In describing the incident, Mr. Pelley noted that the jet was 1/2 of the way through its journey when the incident happened.
I want to stop here and acknowledge that when breaking news events like this happen, it is well documented that a lot of the first information to be released is wrong. This might be because sources are unreliable, or the full scope of the event isn’t fully known. These are things that can be uncontrollable despite the due diligence fast moving news bureaus try to conduct before releasing the story for dissemination.
But some mistakes that have nothing to do with any of that are just plain puzzling. Mr. Pelley and CBS needed to check a globe to see that Kuala Lampur is 6333 miles from the Netherlands, while Donetsk is 1642 miles from the Netherlands. That means the jet was 1/4, not 1/2 of the way through its flight when it crashed.
Is this a big deal? No and yes. No because we get the gist; a plane crashed, innocent people were killed. And it generates hard questions, like was the crash in any way related to the political unrest in Ukraine or President Obama’s announcement yesterday of sanctions on heavy weapons like the kind that are capable of shooting down airliners? That’s what’s centrally important.
Yes because things like distance do not change. Distance is something that can be easily checked. And if it’s not considered important to verify, then why do we have things like rulers and spell checkers and scales and calipers. On a societal level, do we really care then about things that tell us distance or capacity or speed if we don’t take them seriously? And where else does this kind of cavalier treatment happen? Maybe in our financial institutions? Maybe behind a 3d printer creating intricate parts? Maybe in surgery?

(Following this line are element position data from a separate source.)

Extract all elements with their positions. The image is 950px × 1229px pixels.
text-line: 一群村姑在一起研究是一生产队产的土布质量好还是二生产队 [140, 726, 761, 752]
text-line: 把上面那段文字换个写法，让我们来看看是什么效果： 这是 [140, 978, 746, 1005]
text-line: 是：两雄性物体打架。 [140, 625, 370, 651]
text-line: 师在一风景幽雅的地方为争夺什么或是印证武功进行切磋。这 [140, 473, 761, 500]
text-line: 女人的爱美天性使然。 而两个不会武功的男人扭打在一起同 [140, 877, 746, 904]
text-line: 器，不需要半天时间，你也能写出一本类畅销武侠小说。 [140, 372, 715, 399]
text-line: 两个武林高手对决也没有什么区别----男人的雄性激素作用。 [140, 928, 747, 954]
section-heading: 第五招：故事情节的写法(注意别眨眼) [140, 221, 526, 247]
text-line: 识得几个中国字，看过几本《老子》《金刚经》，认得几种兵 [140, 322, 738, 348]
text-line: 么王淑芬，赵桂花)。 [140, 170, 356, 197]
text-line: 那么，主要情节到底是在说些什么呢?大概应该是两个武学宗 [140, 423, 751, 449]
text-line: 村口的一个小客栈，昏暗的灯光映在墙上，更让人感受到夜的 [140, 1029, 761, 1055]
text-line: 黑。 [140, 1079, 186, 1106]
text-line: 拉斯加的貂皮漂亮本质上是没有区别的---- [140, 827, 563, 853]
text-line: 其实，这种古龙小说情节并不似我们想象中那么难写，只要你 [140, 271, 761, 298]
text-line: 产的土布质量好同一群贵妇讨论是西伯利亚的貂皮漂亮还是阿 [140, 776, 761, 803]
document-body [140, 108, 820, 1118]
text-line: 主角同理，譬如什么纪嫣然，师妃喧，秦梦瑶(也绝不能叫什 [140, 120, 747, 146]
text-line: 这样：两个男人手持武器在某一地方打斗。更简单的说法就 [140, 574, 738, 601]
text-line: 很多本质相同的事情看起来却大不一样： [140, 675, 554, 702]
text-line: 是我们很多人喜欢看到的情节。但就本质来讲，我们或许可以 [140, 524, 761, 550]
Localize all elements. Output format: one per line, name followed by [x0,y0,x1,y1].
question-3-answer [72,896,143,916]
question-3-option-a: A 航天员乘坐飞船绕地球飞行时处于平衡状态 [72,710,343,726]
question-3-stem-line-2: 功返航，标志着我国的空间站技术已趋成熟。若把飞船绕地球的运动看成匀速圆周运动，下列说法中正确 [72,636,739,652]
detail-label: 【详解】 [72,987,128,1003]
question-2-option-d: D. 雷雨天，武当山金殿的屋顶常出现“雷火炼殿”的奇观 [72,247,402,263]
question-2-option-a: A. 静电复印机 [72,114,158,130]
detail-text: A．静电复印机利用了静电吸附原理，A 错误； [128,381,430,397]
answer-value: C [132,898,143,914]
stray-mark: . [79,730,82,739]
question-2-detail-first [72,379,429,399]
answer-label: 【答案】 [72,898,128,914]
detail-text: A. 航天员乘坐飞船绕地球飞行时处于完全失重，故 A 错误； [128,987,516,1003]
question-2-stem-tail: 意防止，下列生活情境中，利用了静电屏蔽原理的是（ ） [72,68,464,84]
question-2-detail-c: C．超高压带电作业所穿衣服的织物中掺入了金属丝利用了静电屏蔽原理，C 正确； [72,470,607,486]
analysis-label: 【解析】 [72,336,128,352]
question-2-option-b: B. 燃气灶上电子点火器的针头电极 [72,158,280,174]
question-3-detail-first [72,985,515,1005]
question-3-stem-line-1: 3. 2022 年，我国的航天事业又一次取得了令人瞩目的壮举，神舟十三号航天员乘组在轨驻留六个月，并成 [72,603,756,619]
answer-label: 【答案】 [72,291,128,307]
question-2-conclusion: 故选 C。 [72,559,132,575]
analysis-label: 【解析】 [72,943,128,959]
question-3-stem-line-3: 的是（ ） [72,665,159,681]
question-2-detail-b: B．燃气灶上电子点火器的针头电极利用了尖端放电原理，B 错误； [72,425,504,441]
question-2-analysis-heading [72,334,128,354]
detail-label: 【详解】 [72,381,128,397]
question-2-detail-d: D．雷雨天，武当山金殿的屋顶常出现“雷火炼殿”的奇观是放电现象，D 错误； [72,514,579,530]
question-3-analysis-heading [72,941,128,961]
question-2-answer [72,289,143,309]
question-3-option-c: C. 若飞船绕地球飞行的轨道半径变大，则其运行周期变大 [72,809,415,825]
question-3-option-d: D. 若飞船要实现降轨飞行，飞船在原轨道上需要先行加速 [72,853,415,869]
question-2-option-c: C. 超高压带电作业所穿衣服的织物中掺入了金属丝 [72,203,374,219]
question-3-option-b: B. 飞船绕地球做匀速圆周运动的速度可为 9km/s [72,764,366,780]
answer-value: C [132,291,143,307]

As a writer and reporter, I remember every time I realized after doing a story that there was something in it I got wrong. I want to forget those mistakes but I can’t. But what I can do is research the hell out of the things that are immutable so I can at least be sure I get them right.
There are lots of things that change in the course of a developing story. And the flurry of the moment can disadvantage a news organization trying to be the first to give sketchy details of an important story. But for some things, there are few excuses for getting them wrong.